The piece notes that The United Arab Emirates state news agency, WAM, had quoted UAE Defence Minister and Dubai Crown Prince Sheikh Mohammed as saying at a conference in Dubai:
"What is needed in the case of Iraq is to resort to the language of dialogue and understanding away from the display of power and threats to use force and violence."
[End Excerpt]
4. In my personal opinion, some of the anti-American sentiment can be traced right back to the plans that we (and our Iraqi supporters) have for the country of Iraq. A very good example of this can be found in the National Development Strategy for 2005-2007. This report, issued in June, 22005 by the interim Iraqi government that was elected earlier in 2005, "sets out strategic priorities for Iraq's reconstruction and
development. It's organized around four key drivers of prosperity that we believe best reflect the multi-faceted and complex challenges confronting us today."
The Strategy is set out in a report authored by Barham A. Salih, Chairman , Iraqi strategic Review Board, Minister of Planning and Development Cooperation Republic of Iraq. It describes four "pillars" that will govern strategic public actions for reconstruction and development.
a. Strengthening the foundations of economic growth.
b. Revitalizing the private sector.
c. Improving the quality of life.
d. Strengthening good governance and security."
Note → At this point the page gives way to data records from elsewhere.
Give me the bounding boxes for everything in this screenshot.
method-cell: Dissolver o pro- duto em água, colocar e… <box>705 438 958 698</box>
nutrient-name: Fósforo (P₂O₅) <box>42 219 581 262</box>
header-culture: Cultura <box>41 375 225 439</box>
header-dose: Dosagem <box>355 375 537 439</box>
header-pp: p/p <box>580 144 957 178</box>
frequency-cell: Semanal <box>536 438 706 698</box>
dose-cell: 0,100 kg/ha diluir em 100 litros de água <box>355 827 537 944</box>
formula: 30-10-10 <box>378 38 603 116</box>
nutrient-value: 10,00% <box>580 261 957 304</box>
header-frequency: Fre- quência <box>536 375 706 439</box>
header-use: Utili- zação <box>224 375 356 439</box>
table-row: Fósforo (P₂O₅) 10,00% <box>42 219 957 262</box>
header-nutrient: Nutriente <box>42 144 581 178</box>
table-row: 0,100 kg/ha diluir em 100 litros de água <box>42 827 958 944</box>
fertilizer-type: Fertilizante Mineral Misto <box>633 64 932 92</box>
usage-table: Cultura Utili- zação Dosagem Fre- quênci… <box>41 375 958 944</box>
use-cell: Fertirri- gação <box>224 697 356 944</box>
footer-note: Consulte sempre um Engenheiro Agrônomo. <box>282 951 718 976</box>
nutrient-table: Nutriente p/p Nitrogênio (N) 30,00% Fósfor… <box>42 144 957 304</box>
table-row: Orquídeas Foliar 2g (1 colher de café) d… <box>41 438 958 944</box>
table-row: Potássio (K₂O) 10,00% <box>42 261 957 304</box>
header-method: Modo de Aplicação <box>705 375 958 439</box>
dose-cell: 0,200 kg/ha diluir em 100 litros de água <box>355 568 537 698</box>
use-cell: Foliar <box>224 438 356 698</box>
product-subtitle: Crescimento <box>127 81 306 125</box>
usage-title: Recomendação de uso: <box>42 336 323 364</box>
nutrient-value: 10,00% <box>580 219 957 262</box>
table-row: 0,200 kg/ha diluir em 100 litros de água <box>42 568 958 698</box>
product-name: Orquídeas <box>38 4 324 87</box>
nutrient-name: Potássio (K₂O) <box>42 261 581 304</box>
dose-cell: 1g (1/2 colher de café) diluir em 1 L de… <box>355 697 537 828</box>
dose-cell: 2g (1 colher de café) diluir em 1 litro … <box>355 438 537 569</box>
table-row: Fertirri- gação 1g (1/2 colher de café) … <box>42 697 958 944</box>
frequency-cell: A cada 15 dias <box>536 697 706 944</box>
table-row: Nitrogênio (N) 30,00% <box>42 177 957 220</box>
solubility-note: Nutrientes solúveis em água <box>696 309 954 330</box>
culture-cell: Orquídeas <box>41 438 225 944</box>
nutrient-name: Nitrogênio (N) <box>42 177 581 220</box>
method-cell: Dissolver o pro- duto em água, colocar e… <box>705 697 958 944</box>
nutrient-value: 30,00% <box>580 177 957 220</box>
If you have the time, read through it, or at least through the Executive Summary. I can tell you that the discussion of free trade, privatization, and commerce in general is a whole hell of a lot more specific than the discussion of good governance, fairness, equality, etc.
As with the proclamations from Paul Bremer in the early days of the occupation, I'm sure the significance of the document, and the clear evidence it offers of what a U.S.-determined Iraq would be like, was not lost on the leaders of the religious and ethnic factions. Are Shia holy men really that concerned about privatizing state businesses? Do they really jump for joy when they hear that the plans for agriculture include:
- Eliminating subsidies that distort market prices and discourage farming.
- Increasing the productivity of the agricultural sector through investment in new seed varieties, irrigation methods and strengthened market mechanisms.
5. Several polls of interest to those of us concerned with how things in Iraq are actually going:
a. A UK poll reported in the UK press in October, 3005, with the headline " Iraqis support attacks on British troops"
b. Two Coalition Provisional Authority polls found that, as decribed in a newspaper article, "A few months before the Abu Ghraib scandal broke..Iraqi support for the
occupation [was] at 63 percent. A month after Abu Ghraib, the number was 9 percent. Most telling, 61 percent of Iraqis polled believed that no one would be punished for the torture at Abu Ghraib."
c. As reported in another newspaper in October, 2005, "A State Department poll found that 88 percent of the Iraqis questioned felt they were safe in their neighborhood and region in the mid-Euphrates region, and this percentage was 81 percent in Kurdish areas, and 78 percent in the south. However, 72 percent of the Iraqis polled in Baghdad, 83 percent in Mosul, and 45 percent in the Tikrit/Baquba area said they did not feel safe in their neighborhood and region."